Life after Bariatric Surgery Group Recipes of the Month – June 2019

These recipes are seasoned with some flavor enhancing herbs and spices to add a little flavor variety to everyday foods.

Smokin’ Paprika Chicken

Makes 6 servings


½ teaspoon smoked paprika

½ teaspoon ground coriander

¼ teaspoon kosher salt

¼ teaspoon black pepper

1 teaspoon Worcestershire sauce

1 tablespoon olive oil

3 6oz boneless, skinless chicken breasts


  1. In a medium bowl, whisk together all the ingredients except the chicken. Add the chicken and turn to coat.
  2. In a large non-stick pan, sauté the chicken over medium heat until cooked through, about 5-8 minutes, turning once.

Nutrition per serving (1/2 chicken breast): Calories 145; Fat 7g; Carbohydrates 1g: Protein 17g.

Recipe from: Nutrition Action Healthletter. May 2019. The Healthy Cook: Cook Once, Eat Twice. Kate Sherwood.

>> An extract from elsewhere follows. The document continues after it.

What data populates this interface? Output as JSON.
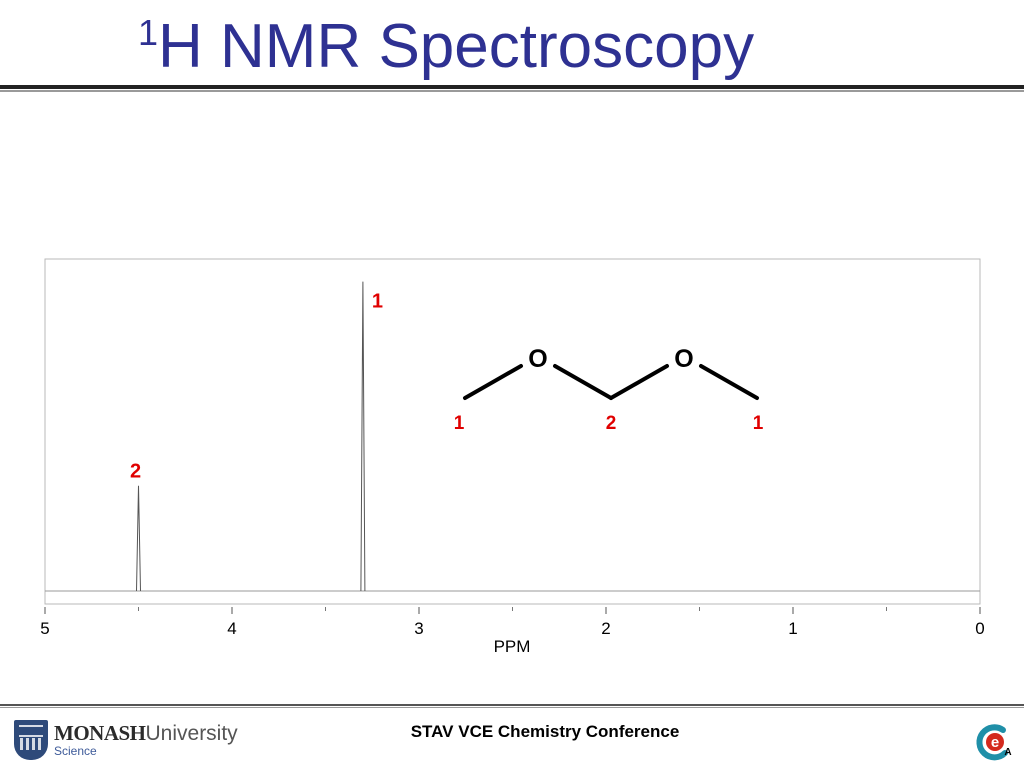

Paneer curry tofu with herbed quinoa and bean salad

Lemongrass and Turmeric Tofu

Makes 4 servings


1 pack (18 oz) firm tofu

1 tablespoon garlic, minced

1 tablespoon lemongrass, minced

1 tablespoon turmeric, minced

1 tablespoon fresh lemon juice

2 tablespoons light soy sauce

2 tablespoons rice flour

1 teaspoon brown sugar


  1. Removed tofu from package, set on top of a paper towel for 5 minutes to remove excess liquid then cut tofu into ¼ inch thick squares and put in a large bowl.
  2. Mix the rest of the ingredients together in another bowl and pour this marinade over the tofu. Gently toss the marinade into the tofu.
  3. Allow to marinate in refrigerator for 15-30 minutes.
  4. Spray a non-stick frying pan with cooking spray and place tofu in the pan on medium heat. Cook for 3 minutes on each side.
  5. Serve warm with your choice of vegetables and/or starch.

Nutrition per serving: Calories 111; Fat 5g; Carbohydrate 8g; Protein 10g.

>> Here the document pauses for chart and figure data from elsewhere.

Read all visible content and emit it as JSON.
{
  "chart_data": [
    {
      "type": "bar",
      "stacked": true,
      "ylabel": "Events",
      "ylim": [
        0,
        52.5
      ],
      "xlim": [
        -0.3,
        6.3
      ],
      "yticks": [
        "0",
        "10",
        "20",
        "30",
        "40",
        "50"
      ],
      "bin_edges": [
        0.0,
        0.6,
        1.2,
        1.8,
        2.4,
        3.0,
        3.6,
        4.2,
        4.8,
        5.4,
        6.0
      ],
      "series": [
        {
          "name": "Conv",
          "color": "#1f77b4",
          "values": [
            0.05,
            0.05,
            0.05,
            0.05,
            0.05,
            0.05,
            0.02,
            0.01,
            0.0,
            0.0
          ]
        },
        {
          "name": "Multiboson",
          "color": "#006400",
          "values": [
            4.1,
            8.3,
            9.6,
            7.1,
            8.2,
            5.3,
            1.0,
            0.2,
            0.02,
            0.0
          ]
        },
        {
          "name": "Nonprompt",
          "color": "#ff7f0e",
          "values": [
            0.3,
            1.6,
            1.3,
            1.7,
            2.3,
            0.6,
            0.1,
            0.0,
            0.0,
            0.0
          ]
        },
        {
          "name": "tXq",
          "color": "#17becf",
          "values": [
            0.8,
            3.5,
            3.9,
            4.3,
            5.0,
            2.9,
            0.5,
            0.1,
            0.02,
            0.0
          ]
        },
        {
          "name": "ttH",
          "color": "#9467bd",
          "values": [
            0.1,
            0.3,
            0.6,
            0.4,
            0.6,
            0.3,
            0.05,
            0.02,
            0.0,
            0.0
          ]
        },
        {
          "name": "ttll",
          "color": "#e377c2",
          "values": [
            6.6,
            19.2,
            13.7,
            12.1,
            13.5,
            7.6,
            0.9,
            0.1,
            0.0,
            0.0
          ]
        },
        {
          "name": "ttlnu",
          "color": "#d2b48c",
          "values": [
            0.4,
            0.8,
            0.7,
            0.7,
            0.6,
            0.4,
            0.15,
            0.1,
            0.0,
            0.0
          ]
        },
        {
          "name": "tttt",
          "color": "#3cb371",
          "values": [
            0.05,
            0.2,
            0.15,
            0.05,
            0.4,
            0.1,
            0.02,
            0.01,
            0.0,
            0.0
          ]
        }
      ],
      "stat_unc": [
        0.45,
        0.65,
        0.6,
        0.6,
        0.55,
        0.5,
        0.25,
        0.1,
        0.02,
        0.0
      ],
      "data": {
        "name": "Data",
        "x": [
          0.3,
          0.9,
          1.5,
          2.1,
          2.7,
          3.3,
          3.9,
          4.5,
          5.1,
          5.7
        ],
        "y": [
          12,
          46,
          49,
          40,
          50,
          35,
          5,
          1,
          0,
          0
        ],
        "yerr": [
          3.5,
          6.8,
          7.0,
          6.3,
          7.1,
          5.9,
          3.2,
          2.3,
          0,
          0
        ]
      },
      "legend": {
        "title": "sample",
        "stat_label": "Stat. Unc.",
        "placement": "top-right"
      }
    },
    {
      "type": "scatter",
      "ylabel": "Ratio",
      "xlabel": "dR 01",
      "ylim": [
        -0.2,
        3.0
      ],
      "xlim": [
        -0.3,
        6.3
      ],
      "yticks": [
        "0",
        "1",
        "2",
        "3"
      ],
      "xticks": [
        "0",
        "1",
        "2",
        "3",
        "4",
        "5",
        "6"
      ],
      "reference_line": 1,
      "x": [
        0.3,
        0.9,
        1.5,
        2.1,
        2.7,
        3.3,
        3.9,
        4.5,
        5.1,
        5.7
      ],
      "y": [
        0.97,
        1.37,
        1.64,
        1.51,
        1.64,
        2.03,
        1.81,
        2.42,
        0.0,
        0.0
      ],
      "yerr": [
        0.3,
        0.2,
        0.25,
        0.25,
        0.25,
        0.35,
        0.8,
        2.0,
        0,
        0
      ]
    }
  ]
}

Recipe from: Quynh Tu, RD, LDN, CDE

Fried and spiced almond nuts in white plate on dark background

Herbed Almonds


2 tsp dried basil

1 ½ teaspoon garlic powder

1 teaspoon dried thyme

1 teaspoon paprika

½ teaspoon salt

½ teaspoon firmly ground black pepper

1 egg white

2 cups whole natural almonds


  1. Preheat oven to 325 F.
  2. In container of electric blender, combine all ingredients except egg white and almonds. Blend for 30 seconds pulsing on and off; set aside.
  3. In a large bowl, whisk egg white until opaque and frothy. Add almonds; toss to coat.  Add spice mixture; toss gently to coat evenly.
  4. Oil, or coat a baking sheet with vegetable cooking spray. Arrange almonds on baking sheet in single layer.  Bake in center of over for 15 minutes. Gently toss almonds and arrange again in single layer.  Continue to bake 15 minutes longer; toss gently. Turn off oven.
  5. Leave almonds in oven with door ajar for 15minutes. Remove from oven and cool completely.
  6. Store in airtight container up to 2 weeks.

Nutrition per serving: Calories 167; Fat 14g; Carbohydrates 6g: Protein 6g.

Recipe from: California Almonds website.